This is a recipe for pierogis, the Polish/Eastern European treat that is a staple with so many meals. I made a potato pierogi (the traditional version) but there are a ton of variations including mushroom, meat, and so many other choices
Pierogi wrapper ingredients:
- 5 cups all-purpose flour
- 1 teaspoon salt
- 1 cup warm water
- 3 eggs
- 1/2 cup of softened butter
- 4 medium peeled white potatoes
- 2 medium chopped onions
- 2 tablespoons butter (not softened like the wrappers, but at room temperature)
- 5 ounces of softened cream cheese
- 1/2 teaspoon salt
- 1/2 teaspoon pepper
- 6 cloves of garlic (or more, depending on your taste preferences)
- 4 slices of bacon
- 1 tablespoon butter
- Sour cream
- Parsley or paprika (if desired)
Make the Wrappers
- Combine the flour and salt, if you have a food processor you can pulse this.
- Add water, eggs and butter; mixing until dough forms a ball (pulsing in a food processor).

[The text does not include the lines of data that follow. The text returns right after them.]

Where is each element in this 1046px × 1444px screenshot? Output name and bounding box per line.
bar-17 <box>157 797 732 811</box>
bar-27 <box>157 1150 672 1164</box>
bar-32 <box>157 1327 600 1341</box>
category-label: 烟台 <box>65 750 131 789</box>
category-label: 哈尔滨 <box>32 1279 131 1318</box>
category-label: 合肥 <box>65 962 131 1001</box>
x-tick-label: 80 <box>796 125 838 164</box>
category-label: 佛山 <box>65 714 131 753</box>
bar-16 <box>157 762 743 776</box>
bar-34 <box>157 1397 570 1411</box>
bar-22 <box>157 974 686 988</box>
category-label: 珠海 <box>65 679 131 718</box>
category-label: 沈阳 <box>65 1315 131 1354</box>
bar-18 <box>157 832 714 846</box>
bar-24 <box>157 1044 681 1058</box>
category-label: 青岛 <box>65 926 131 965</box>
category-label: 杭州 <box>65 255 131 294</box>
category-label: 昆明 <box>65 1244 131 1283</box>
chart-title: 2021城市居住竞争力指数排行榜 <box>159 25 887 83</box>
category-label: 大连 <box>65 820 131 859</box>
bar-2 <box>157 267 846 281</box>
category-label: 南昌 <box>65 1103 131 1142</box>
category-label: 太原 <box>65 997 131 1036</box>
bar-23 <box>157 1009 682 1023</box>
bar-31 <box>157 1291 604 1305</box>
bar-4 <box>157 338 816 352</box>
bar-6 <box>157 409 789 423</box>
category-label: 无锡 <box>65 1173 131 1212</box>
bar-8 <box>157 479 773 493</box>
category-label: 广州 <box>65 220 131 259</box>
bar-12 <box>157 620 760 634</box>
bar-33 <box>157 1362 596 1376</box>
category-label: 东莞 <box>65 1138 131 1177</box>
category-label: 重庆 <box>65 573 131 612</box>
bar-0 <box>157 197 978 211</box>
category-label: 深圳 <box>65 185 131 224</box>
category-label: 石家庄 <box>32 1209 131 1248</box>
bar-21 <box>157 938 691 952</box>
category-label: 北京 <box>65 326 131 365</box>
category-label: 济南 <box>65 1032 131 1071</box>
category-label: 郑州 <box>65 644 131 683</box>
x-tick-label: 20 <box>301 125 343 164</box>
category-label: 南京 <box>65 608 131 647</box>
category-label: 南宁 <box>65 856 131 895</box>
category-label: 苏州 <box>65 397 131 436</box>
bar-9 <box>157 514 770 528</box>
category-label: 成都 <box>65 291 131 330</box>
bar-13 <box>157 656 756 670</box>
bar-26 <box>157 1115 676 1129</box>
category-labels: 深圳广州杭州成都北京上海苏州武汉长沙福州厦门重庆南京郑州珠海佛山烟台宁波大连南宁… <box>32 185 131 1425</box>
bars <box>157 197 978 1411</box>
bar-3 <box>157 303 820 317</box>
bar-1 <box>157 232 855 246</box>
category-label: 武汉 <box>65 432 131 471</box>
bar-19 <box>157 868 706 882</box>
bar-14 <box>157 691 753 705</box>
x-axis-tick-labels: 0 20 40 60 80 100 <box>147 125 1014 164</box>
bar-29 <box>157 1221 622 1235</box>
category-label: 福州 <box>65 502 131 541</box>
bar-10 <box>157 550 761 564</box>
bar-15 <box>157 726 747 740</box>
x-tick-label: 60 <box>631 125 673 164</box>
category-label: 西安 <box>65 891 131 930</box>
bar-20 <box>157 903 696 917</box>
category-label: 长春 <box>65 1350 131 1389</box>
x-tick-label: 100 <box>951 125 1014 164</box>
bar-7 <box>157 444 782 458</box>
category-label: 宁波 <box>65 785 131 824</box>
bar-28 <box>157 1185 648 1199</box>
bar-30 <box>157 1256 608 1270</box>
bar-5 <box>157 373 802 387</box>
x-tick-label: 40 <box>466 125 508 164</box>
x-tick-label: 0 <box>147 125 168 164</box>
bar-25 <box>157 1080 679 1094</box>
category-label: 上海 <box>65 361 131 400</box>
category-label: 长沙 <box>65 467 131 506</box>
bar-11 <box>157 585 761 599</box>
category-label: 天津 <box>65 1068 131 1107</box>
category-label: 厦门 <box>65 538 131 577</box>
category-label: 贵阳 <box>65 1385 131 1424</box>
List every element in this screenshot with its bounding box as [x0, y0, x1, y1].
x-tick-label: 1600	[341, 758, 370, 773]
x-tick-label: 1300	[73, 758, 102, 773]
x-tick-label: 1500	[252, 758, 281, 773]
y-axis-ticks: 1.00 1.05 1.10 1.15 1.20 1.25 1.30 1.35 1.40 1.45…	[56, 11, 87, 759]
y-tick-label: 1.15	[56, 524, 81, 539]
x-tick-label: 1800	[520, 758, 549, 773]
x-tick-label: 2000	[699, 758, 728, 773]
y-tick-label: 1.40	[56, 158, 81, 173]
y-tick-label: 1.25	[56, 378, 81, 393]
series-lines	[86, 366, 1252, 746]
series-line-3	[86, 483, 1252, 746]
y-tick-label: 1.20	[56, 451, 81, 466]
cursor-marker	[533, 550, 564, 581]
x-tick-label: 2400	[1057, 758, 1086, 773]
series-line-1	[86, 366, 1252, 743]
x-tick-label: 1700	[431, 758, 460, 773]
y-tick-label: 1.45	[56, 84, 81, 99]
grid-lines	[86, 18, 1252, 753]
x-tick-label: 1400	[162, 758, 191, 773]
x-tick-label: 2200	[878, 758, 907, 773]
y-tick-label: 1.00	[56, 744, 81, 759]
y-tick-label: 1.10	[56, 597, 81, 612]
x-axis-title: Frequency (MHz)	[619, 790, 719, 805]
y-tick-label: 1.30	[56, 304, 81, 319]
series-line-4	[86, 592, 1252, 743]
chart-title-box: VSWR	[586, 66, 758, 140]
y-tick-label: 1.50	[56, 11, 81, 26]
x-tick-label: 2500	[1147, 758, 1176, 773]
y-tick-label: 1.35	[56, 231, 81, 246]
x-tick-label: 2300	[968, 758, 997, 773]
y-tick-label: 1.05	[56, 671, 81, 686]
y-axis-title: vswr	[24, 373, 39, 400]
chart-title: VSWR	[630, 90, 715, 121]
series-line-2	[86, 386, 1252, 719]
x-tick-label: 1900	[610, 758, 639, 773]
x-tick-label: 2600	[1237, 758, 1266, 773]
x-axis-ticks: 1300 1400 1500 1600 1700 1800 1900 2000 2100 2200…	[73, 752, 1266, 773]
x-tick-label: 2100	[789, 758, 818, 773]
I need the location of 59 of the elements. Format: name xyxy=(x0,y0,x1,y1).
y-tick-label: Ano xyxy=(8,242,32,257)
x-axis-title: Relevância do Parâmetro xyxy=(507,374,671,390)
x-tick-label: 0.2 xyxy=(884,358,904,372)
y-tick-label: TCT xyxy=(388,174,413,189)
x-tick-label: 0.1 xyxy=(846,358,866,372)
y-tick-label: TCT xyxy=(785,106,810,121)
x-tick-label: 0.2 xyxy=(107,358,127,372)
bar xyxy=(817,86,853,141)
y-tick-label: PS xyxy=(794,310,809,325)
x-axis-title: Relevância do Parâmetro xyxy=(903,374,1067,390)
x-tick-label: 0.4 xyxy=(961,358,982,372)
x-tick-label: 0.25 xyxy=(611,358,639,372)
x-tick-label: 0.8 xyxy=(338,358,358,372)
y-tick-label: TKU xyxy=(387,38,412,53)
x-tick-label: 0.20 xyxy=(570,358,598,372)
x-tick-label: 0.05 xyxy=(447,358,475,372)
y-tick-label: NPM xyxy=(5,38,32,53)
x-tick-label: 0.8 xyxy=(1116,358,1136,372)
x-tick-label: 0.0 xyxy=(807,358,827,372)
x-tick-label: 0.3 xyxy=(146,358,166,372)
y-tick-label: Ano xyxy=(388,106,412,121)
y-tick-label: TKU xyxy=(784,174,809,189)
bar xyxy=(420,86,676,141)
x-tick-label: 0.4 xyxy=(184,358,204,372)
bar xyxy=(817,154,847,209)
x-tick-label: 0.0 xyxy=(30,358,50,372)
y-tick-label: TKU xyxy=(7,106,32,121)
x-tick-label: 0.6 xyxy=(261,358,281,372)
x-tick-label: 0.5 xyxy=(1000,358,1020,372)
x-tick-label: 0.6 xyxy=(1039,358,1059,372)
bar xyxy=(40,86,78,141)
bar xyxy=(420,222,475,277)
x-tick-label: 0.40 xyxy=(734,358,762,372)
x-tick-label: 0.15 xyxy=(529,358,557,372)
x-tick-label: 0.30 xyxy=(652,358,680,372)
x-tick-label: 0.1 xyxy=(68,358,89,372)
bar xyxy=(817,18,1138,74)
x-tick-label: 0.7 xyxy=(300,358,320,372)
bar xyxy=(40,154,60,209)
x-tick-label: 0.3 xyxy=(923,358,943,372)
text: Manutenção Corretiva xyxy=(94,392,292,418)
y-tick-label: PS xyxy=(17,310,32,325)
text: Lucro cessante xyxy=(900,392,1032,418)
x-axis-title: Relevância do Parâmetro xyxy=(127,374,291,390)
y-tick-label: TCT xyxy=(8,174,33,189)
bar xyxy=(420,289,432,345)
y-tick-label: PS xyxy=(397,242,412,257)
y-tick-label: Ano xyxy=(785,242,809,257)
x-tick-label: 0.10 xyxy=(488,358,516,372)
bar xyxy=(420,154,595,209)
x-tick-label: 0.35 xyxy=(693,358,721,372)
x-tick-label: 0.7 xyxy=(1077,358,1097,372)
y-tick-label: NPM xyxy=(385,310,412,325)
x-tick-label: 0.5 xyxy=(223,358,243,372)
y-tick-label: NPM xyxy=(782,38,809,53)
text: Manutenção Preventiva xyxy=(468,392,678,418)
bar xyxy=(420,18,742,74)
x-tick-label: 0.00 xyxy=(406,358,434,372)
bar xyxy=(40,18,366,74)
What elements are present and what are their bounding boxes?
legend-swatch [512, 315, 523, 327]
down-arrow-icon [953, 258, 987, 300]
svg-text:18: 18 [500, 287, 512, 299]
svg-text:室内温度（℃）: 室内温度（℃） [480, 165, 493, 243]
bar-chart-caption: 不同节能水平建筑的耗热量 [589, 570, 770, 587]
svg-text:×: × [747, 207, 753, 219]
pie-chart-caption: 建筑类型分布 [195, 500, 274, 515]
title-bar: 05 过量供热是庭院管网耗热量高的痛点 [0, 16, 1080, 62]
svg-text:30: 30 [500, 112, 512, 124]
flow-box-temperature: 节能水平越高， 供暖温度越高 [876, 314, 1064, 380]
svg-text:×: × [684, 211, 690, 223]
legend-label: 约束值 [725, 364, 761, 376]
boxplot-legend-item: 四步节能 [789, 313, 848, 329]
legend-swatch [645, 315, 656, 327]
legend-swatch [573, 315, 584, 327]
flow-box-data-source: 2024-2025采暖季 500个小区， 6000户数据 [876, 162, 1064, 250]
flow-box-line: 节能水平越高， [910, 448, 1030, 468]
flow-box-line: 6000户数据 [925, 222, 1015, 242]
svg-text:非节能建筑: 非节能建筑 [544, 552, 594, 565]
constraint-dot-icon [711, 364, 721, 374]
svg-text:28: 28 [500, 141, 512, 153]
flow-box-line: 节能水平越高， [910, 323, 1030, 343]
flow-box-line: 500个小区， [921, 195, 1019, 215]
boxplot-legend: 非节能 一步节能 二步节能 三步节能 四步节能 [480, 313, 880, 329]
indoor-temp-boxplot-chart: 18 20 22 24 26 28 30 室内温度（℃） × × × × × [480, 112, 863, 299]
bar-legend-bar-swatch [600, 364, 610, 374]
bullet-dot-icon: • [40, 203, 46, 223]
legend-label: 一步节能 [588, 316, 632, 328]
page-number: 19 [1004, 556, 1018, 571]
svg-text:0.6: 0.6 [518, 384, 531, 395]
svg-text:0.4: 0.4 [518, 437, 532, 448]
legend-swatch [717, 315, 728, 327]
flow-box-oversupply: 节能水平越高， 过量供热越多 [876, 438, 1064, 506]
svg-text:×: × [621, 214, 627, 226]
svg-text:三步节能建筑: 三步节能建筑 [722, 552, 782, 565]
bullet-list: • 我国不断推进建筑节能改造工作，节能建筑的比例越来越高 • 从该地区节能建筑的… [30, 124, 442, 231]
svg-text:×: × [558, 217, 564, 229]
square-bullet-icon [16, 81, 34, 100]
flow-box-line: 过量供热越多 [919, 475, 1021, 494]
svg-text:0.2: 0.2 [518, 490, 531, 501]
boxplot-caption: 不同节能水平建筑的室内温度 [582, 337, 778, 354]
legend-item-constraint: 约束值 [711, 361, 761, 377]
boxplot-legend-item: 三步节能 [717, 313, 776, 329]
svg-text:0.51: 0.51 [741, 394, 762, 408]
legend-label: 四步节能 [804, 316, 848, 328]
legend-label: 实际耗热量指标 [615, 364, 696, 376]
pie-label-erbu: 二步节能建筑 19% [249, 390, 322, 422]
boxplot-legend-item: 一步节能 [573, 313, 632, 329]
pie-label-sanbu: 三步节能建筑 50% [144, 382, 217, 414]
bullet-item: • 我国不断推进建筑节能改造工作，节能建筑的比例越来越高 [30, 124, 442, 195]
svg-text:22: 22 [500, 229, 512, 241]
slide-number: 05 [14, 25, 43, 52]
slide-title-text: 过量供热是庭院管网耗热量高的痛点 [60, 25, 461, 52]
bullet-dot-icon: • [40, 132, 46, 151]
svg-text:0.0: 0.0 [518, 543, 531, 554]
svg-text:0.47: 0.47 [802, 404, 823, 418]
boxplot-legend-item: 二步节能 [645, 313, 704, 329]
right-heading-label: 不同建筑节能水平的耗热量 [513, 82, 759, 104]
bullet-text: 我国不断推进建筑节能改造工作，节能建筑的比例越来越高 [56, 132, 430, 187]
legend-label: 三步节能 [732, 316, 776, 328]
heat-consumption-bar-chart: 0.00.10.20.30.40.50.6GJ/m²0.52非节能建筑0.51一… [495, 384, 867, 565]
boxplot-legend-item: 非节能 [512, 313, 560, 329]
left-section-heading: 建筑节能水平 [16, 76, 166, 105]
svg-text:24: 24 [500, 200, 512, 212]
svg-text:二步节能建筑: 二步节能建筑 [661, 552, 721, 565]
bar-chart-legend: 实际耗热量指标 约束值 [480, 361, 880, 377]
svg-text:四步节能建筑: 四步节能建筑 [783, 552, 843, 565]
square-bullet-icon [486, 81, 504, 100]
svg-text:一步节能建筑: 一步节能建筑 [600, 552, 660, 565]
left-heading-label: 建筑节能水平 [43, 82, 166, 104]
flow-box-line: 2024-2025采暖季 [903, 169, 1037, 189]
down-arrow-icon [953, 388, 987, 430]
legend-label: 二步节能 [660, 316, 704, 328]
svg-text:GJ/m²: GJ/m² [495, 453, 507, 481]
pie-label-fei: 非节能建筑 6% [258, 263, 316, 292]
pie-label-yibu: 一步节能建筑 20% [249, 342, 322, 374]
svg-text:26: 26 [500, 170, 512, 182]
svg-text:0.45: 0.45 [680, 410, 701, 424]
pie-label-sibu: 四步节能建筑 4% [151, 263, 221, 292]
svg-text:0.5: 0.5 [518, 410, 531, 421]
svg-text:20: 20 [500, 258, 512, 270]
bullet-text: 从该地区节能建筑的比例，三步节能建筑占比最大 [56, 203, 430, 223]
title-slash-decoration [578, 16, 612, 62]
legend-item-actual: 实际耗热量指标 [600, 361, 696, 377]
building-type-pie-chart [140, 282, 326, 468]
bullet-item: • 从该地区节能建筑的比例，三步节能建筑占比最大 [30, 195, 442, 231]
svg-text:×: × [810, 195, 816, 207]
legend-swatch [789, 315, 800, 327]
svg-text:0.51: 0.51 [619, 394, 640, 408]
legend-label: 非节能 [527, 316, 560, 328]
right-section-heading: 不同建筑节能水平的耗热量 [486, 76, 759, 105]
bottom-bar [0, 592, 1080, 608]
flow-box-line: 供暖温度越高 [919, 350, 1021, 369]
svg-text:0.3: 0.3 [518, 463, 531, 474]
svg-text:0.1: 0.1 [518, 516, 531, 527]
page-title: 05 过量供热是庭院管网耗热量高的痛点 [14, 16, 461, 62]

You can add an additional 1 to 2 tablespoons of water or flour depending on whether you feel the dough is too thin or thick.
- Let rest in the bowl, covered, for 30 minutes.
Make the Filling
- Put the potatoes in a large saucepan, put in enough water to barely cover the tops.
- Bring to a boil over high heat.
- Reduce the heat, put a cover on the pot and simmer 10-15 minutes or until tender.
- Sauté half the onions, over medium-high heat in butter until tender, put it in a bowl on the side, these are for eating.
- Sauté other half of the onions, chopped bacon and all of the pressed garlic until tender, this will go in the filling
- Drain potatoes. Let sit until steam has evaporated.
- Mash potatoes
- Mix in the cream cheese, salt, pepper into the mashed potatoes. Then add the onion/bacon/garlic mixture until thoroughly mixed.
- Divide your dough ball into four equal quarters.
- On a lightly floured surface (countertop works great), roll one portion of dough to roughly 1/8” thickness.
- Cut small round circles of dough. If you have a pastry/biscuit cutter, great. If you don’t, use a drinking glass.
- Place a couple teaspoons of the filling mix into each circle
- Moisten edges of the circle with water and then fold in half, pressing the edges to seal into a semi-circle. Amazon sells pierogi/dumpling makers and for a few bucks these are a great deal.
- Repeat this step with each quarter of the dough ball until you are all out.
- Bring a large pot of water to a boil over high heat; add the pierogis to the slowly rolling water in batches. I find that you can do this in conjunction with the assembly process, especially if you have 2 people.
- Reduce heat to a simmer; cooking the pierogis for about 1-2 minutes. When they are finished, your pierogis will float to the top and they should be tender.
- Remove with a slotted spoon or fork and place on a drying rack.
At this point pierogis can be stored in a cool fridge or frozen for later use (thawed and sautéed)
Sauté and brown (this step is if you are ready to eat now)
- In a large skillet, sauté pierogis with onion in butter until the pierogis brown.
- You can put parsley or paprika on your pierogis but at a minimum you should have some sour cream on them because the is the traditional way to eat them.
Freeze option (this step is if you want to savor these at a later date)
If you are not going to eat them right away, once they are dried on the rack, you can freeze them. I use sandwich-sized ziplock bags making sure to put about 12-14 per bag, depending on size. As long as they lay flat you are fine. If you want to use a single large holder, be sure to put wax paper between each layer so that they remain intact through the freezing and thawing process. All you have to do is repeat the sauté process once they are thawed.